At TUAT, biofertilizers containing Bacillus strain TUAT1 which promotes the growth of crops such as rice have been developed. In this study, we aim to clarify the molecular mechanism of plant-microbe interaction in growth promoting microorganisms including TUAT1 strain to use them as biofertilizers under stress environment.
Furthermore, in cooperation with ZALF, which is already conducting cutting-edge smart farming research, we will do research smart farming techniques adapted to urban farming.
Joint research with ZALF will be conducted on improvement of soybean cultivation methods in sulfur-deficient areas in Europe, the effects of sulfur fertilization on rhizospheric phosphorus nutrient status, and characterization of soybean rhizobia isolated from German fields. In addition, we will investigate the effect of crushing of the hard pan in soil to improve the drainage on the distribution of soybean roots in collaboration with HTWD researchers in the TUAT fields.
In cooperation with CIMMYT and the University of Toronto, we will characterize and develop rice and wheat varieties suitable for environment-friendly agriculture such as organic agriculture, resistant to high temperature, drought and nutrient stress due to global warming.
We will identify and analyze bacterial flora of arbuscular mycorrhiza and fungi adaptable to acid soil, isolated from blueberry field in TUAT.

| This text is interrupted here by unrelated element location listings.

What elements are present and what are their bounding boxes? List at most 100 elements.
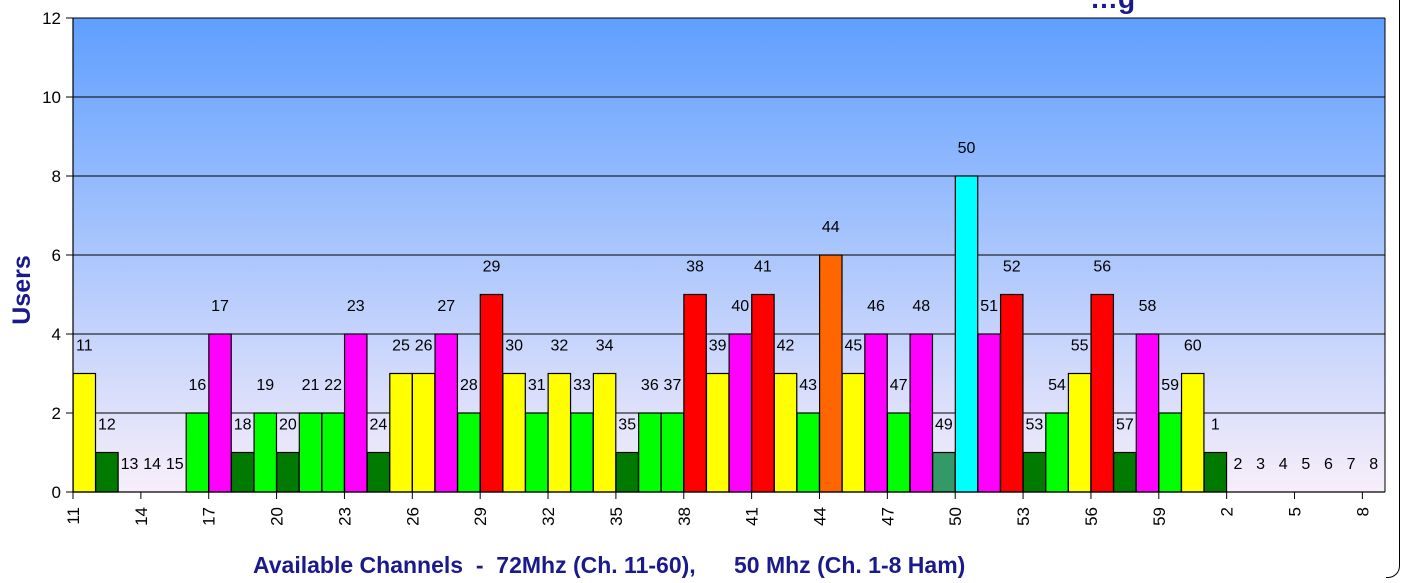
data-label: 49	[935, 417, 953, 434]
bar	[524, 412, 549, 493]
bar	[954, 175, 979, 493]
x-tick-label: 50	[946, 507, 965, 526]
x-tick-label: 32	[539, 507, 558, 526]
data-label: 11	[76, 338, 93, 355]
x-tick-label: 53	[1014, 507, 1033, 526]
bar	[185, 412, 210, 493]
bar	[502, 372, 526, 493]
data-label: 37	[664, 377, 682, 394]
bar	[660, 412, 685, 493]
data-label: 51	[980, 298, 998, 315]
x-tick-label: 44	[810, 507, 829, 526]
bar	[366, 451, 391, 493]
bar	[909, 333, 934, 493]
data-label: 17	[211, 298, 229, 315]
bar	[230, 451, 255, 493]
y-tick-label: 8	[52, 167, 61, 186]
bar	[751, 293, 775, 493]
bar	[434, 333, 459, 493]
data-label: 27	[437, 298, 455, 315]
frame-right-edge	[1386, 0, 1400, 578]
data-label: 40	[731, 298, 749, 315]
bar	[1067, 372, 1092, 493]
y-axis-title: Users	[8, 255, 36, 325]
bar	[977, 333, 1001, 493]
x-tick-label: 8	[1353, 507, 1372, 516]
data-label: 4	[1279, 456, 1288, 473]
bar	[999, 293, 1024, 493]
bar	[773, 372, 798, 493]
bar	[818, 254, 843, 493]
x-tick-label: 29	[471, 507, 490, 526]
data-label: 31	[528, 377, 546, 394]
x-tick-label: 38	[675, 507, 694, 526]
data-label: 15	[166, 456, 184, 473]
y-tick-label: 2	[52, 404, 61, 423]
y-tick-label: 0	[52, 483, 61, 502]
bar	[389, 372, 413, 493]
data-label: 38	[686, 259, 704, 276]
data-label: 13	[121, 456, 139, 473]
data-label: 52	[1003, 259, 1021, 276]
bar	[547, 372, 572, 493]
x-tick-label: 35	[607, 507, 626, 526]
data-label: 50	[958, 140, 976, 157]
data-label: 36	[641, 377, 659, 394]
data-label: 21	[302, 377, 320, 394]
data-label: 34	[596, 338, 614, 355]
x-tick-label: 47	[878, 507, 897, 526]
bar	[638, 412, 662, 493]
bar	[208, 333, 232, 493]
bar	[1180, 372, 1205, 493]
bar	[1045, 412, 1069, 493]
bar	[479, 293, 504, 493]
data-label: 26	[415, 338, 433, 355]
data-label: 32	[550, 338, 568, 355]
data-label: 22	[324, 377, 342, 394]
y-tick-label: 4	[52, 325, 61, 344]
data-label: 46	[867, 298, 885, 315]
bar	[1022, 451, 1047, 493]
data-label: 44	[822, 219, 840, 236]
data-label: 24	[369, 417, 387, 434]
bar	[570, 412, 594, 493]
bar	[864, 333, 888, 493]
data-label: 23	[347, 298, 365, 315]
bar	[298, 412, 323, 493]
data-label: 59	[1161, 377, 1179, 394]
y-tick-label: 12	[42, 9, 61, 28]
x-axis-title: Available Channels - 72Mhz (Ch. 11-60), …	[253, 552, 965, 578]
data-label: 47	[890, 377, 908, 394]
x-tick-label: 17	[200, 507, 219, 526]
data-label: 60	[1184, 338, 1202, 355]
data-label: 18	[234, 417, 252, 434]
data-label: 3	[1256, 456, 1265, 473]
bar	[615, 451, 640, 493]
data-label: 41	[754, 259, 772, 276]
x-tick-label: 14	[132, 507, 151, 526]
data-label: 53	[1025, 417, 1043, 434]
data-label: 48	[912, 298, 930, 315]
bar	[1158, 412, 1182, 493]
bar	[95, 451, 119, 493]
data-label: 14	[143, 456, 161, 473]
data-label: 7	[1347, 456, 1356, 473]
bar	[705, 372, 730, 493]
data-label: 28	[460, 377, 478, 394]
bar	[841, 372, 866, 493]
data-label: 45	[845, 338, 863, 355]
data-label: 6	[1324, 456, 1333, 473]
x-tick-label: 23	[335, 507, 354, 526]
bar	[253, 412, 278, 493]
x-tick-label: 56	[1082, 507, 1101, 526]
bar	[886, 412, 911, 493]
data-label: 19	[256, 377, 274, 394]
x-tick-label: 26	[403, 507, 422, 526]
bar	[796, 412, 820, 493]
bar	[1135, 333, 1160, 493]
data-label: 56	[1093, 259, 1111, 276]
data-label: 20	[279, 417, 297, 434]
bar	[457, 412, 481, 493]
data-label: 35	[618, 417, 636, 434]
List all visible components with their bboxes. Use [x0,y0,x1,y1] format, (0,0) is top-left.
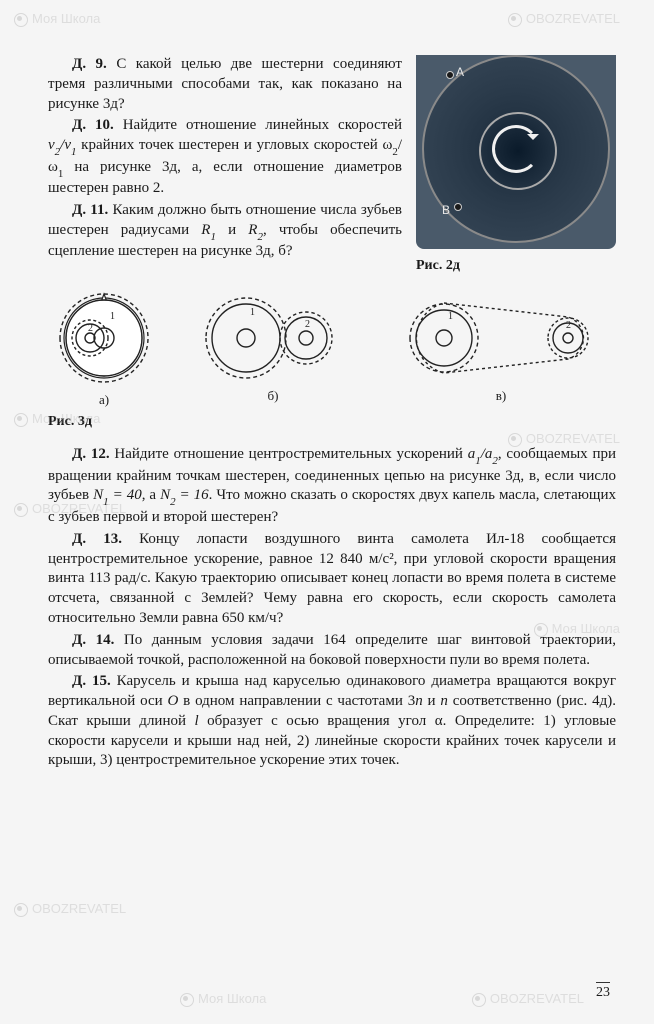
problem-text: на рисунке 3д, а, если отношение диаметр… [48,159,402,197]
watermark: OBOZREVATEL [14,900,126,917]
figure-3d-a: 2 1 а) [48,289,160,408]
problem-text: Найдите отношение центростремительных ус… [114,446,467,462]
svg-text:1: 1 [110,311,115,322]
var: n [415,693,423,709]
figure-3d-b: 1 2 б) [198,293,348,404]
ratio: v2/v1 [48,137,77,153]
problem-label: Д. 11. [72,202,108,218]
subfigure-label: в) [386,387,616,404]
var: R2 [248,222,263,238]
problem-text: По данным условия задачи 164 определите … [48,632,616,668]
figure-caption: Рис. 2д [416,257,616,275]
svg-text:2: 2 [305,319,310,330]
problem-d9: Д. 9. С какой целью две шестерни соединя… [48,55,402,114]
svg-text:2: 2 [88,323,93,334]
problem-label: Д. 15. [72,673,111,689]
watermark: OBOZREVATEL [508,10,620,27]
gear-diagram-v: 1 2 [386,293,616,383]
gear-diagram-b: 1 2 [198,293,348,383]
figure-2d: A B Рис. 2д [416,55,616,275]
var: R1 [201,222,216,238]
problem-text: и [423,693,441,709]
problem-label: Д. 10. [72,117,114,133]
figure-3d-v: 1 2 в) [386,293,616,404]
problem-d14: Д. 14. По данным условия задачи 164 опре… [48,631,616,671]
watermark: OBOZREVATEL [472,990,584,1007]
problem-label: Д. 12. [72,446,110,462]
lower-text-block: Д. 12. Найдите отношение центростремител… [48,445,616,771]
problem-d10: Д. 10. Найдите отношение линейных скорос… [48,116,402,199]
ratio: a1/a2 [468,446,498,462]
problem-label: Д. 14. [72,632,114,648]
point-label: B [442,203,450,219]
svg-text:1: 1 [448,311,453,322]
problem-d12: Д. 12. Найдите отношение центростремител… [48,445,616,528]
watermark: Моя Школа [180,990,266,1007]
problem-d11: Д. 11. Каким должно быть отношение числа… [48,201,402,262]
problem-text: Концу лопасти воздушного винта самолета … [48,531,616,626]
figure-caption: Рис. 3д [48,413,616,431]
var: N2 = 16 [160,487,209,503]
subfigure-label: а) [48,391,160,408]
problem-label: Д. 13. [72,531,122,547]
point-b [454,203,462,211]
problem-text: и [216,222,248,238]
rotation-arrow-icon [492,125,540,173]
problem-text: , а [142,487,160,503]
var: O [167,693,178,709]
problem-d15: Д. 15. Карусель и крыша над каруселью од… [48,672,616,771]
page-number: 23 [596,982,610,1002]
var: N1 = 40 [93,487,142,503]
figure-3d-row: 2 1 а) 1 2 б) [48,289,616,408]
problem-label: Д. 9. [72,56,107,72]
point-a [446,71,454,79]
problem-text: крайних точек шестерен и угловых скорост… [77,137,383,153]
svg-text:1: 1 [250,307,255,318]
point-label: A [456,65,464,81]
subfigure-label: б) [198,387,348,404]
top-text-column: Д. 9. С какой целью две шестерни соединя… [48,55,402,275]
gear-diagram-a: 2 1 [48,289,160,387]
problem-text: в одном направлении с частотами 3 [178,693,415,709]
svg-text:2: 2 [566,320,571,331]
watermark: Моя Школа [14,10,100,27]
problem-d13: Д. 13. Концу лопасти воздушного винта са… [48,530,616,629]
problem-text: Найдите отношение линейных скоростей [123,117,402,133]
var: n [440,693,448,709]
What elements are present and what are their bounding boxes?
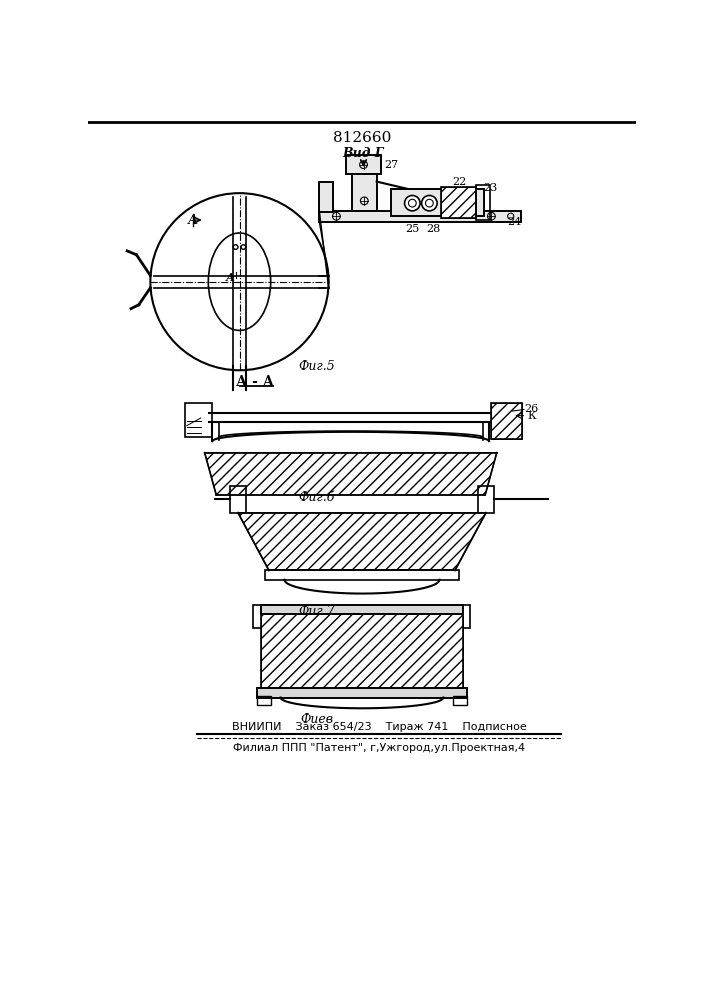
Bar <box>476 185 490 220</box>
Bar <box>346 155 381 174</box>
Text: 23: 23 <box>484 183 498 193</box>
Bar <box>261 605 462 614</box>
Text: Фиев: Фиев <box>300 713 334 726</box>
Text: 812660: 812660 <box>333 131 391 145</box>
Text: 26: 26 <box>525 404 539 414</box>
Text: 24: 24 <box>507 217 521 227</box>
Bar <box>265 570 459 580</box>
Text: А - А: А - А <box>236 375 274 389</box>
Text: Фиг.5: Фиг.5 <box>298 360 335 373</box>
Text: А: А <box>226 272 235 283</box>
Circle shape <box>404 195 420 211</box>
Text: 25: 25 <box>405 224 419 234</box>
Bar <box>391 189 484 216</box>
Bar <box>320 211 521 222</box>
Text: А: А <box>188 214 198 227</box>
Bar <box>441 187 476 218</box>
Bar <box>452 696 467 705</box>
Bar <box>352 174 377 212</box>
Text: Филиал ППП "Патент", г,Ужгород,ул.Проектная,4: Филиал ППП "Патент", г,Ужгород,ул.Проект… <box>233 743 525 753</box>
Bar <box>261 614 462 690</box>
Polygon shape <box>238 513 486 570</box>
Circle shape <box>421 195 437 211</box>
Bar <box>257 696 271 705</box>
Bar <box>257 688 467 698</box>
Bar <box>253 605 269 628</box>
Bar <box>441 187 476 218</box>
Bar <box>261 614 462 690</box>
Text: 22: 22 <box>452 177 467 187</box>
Text: 28: 28 <box>426 224 440 234</box>
Text: Вид Г: Вид Г <box>343 147 384 160</box>
Polygon shape <box>204 453 497 495</box>
Bar <box>491 403 522 439</box>
Bar <box>346 155 381 174</box>
Text: К: К <box>528 411 537 421</box>
Text: Фиг.б: Фиг.б <box>299 491 335 504</box>
Bar <box>257 688 467 698</box>
Bar <box>455 605 470 628</box>
Bar <box>491 403 522 439</box>
Bar <box>391 189 484 216</box>
Text: ВНИИПИ    Заказ 654/23    Тираж 741    Подписное: ВНИИПИ Заказ 654/23 Тираж 741 Подписное <box>232 722 527 732</box>
Bar <box>320 182 333 212</box>
Text: Фиг.7: Фиг.7 <box>298 605 335 618</box>
Bar <box>230 486 246 513</box>
Bar <box>478 486 493 513</box>
Bar <box>352 174 377 212</box>
Bar <box>185 403 212 437</box>
Text: 27: 27 <box>385 160 399 170</box>
Bar <box>320 182 333 212</box>
Bar <box>261 605 462 614</box>
Bar <box>320 211 521 222</box>
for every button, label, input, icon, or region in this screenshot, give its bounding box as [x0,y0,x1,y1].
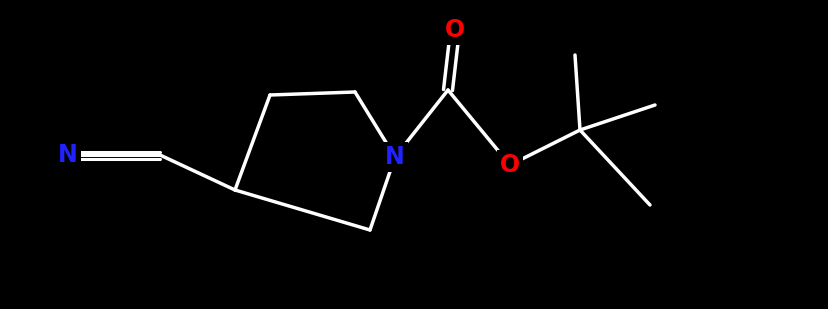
Text: O: O [445,18,465,42]
Text: N: N [58,143,78,167]
Text: O: O [499,153,519,177]
Text: N: N [385,145,404,169]
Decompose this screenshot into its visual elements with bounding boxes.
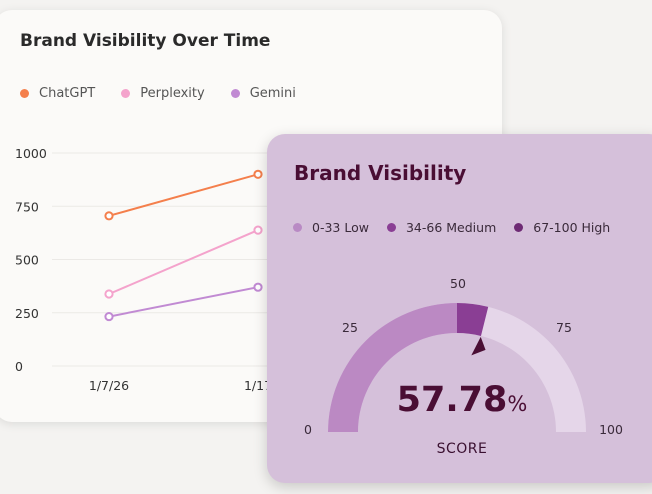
data-point-chatgpt — [104, 211, 114, 221]
legend-label-chatgpt: ChatGPT — [39, 86, 96, 101]
line-chart-title: Brand Visibility Over Time — [20, 31, 271, 51]
data-point-gemini — [104, 311, 114, 322]
gauge-legend-dot-medium — [386, 223, 396, 232]
score-label: SCORE — [436, 441, 488, 457]
legend-label-perplexity: Perplexity — [140, 86, 205, 101]
legend-item-gemini[interactable]: Gemini — [230, 86, 296, 101]
gauge-tick-label: 75 — [556, 320, 572, 335]
gauge-fill-low — [328, 303, 457, 432]
gauge-tick-label: 100 — [599, 422, 623, 437]
gauge-tick-label: 0 — [304, 422, 312, 437]
data-point-gemini — [253, 282, 263, 292]
series-line-chatgpt — [108, 173, 259, 217]
gauge-legend-dot-high — [514, 223, 524, 232]
gauge-tick-label: 25 — [342, 320, 358, 335]
x-tick-label: 1/7/26 — [89, 378, 129, 393]
line-chart-legend: ChatGPT Perplexity Gemini — [20, 86, 296, 101]
legend-label-gemini: Gemini — [249, 86, 296, 101]
gauge-legend-medium: 34-66 Medium — [386, 220, 497, 235]
gauge-legend-label-medium: 34-66 Medium — [405, 220, 497, 235]
gauge-legend-label-high: 67-100 High — [533, 220, 611, 235]
gauge-legend: 0-33 Low 34-66 Medium 67-100 High — [293, 220, 610, 235]
score-unit: % — [507, 392, 528, 416]
data-point-perplexity — [253, 225, 263, 235]
y-tick-label: 0 — [15, 359, 23, 374]
legend-dot-chatgpt — [20, 89, 29, 98]
series-line-perplexity — [108, 229, 259, 295]
gauge-tick-label: 50 — [450, 276, 466, 291]
gauge-legend-high: 67-100 High — [514, 220, 610, 235]
gauge-card-title: Brand Visibility — [294, 161, 467, 185]
gauge-legend-dot-low — [293, 223, 302, 232]
legend-item-perplexity[interactable]: Perplexity — [121, 86, 205, 101]
score-value: 57.78% — [267, 380, 652, 420]
data-point-perplexity — [104, 289, 114, 299]
y-tick-label: 1000 — [15, 146, 47, 161]
x-tick-label: 1/17 — [244, 378, 272, 393]
gauge-legend-low: 0-33 Low — [293, 220, 369, 235]
brand-visibility-card: Brand Visibility 0-33 Low 34-66 Medium 6… — [267, 134, 652, 483]
gauge-fill-value — [457, 303, 489, 336]
legend-dot-perplexity — [121, 89, 131, 98]
data-point-chatgpt — [253, 169, 263, 179]
gauge-chart: 0 25 50 75 100 — [304, 276, 623, 437]
legend-dot-gemini — [230, 89, 240, 98]
series-line-gemini — [108, 286, 259, 318]
y-tick-label: 750 — [15, 199, 39, 214]
y-tick-label: 500 — [15, 253, 39, 268]
gauge-legend-label-low: 0-33 Low — [312, 220, 369, 235]
gauge-needle — [471, 336, 486, 356]
score-number: 57.78 — [396, 380, 508, 420]
legend-item-chatgpt[interactable]: ChatGPT — [20, 86, 95, 101]
y-tick-label: 250 — [15, 306, 39, 321]
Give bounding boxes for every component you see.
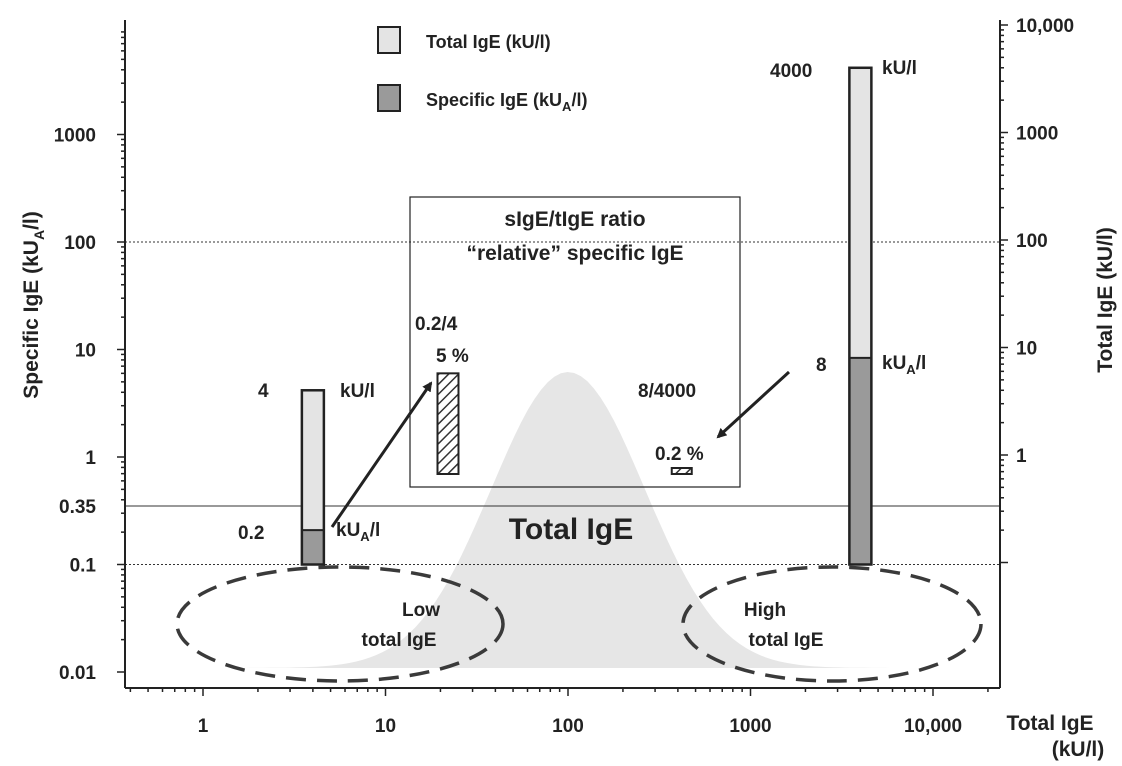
ratio-bar-low	[436, 372, 460, 476]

Components carrying a crop growth promoting effect will be fractionated and purified from the strain TUAT1 and other Bacillus bacteria. In addition, based on the result of inter varietal difference in the effect of Bacillus biofertilizer in improving rice salt damage tolerance, the cause genes are narrowed down by Genome Wide Association Studies (GWAS). Furthermore, we will develop an application method of TUAT1 biofertilizer to promote the growth of Japanese and European soybean varieties.
We will introduce IOT technology to TUAT fields in corporation with ZALF, which is already conducting cutting-edge efforts in smart farming. We will analyze relationships of the crop growth and yield with data taken with various nutrient sensors and images taken by drones.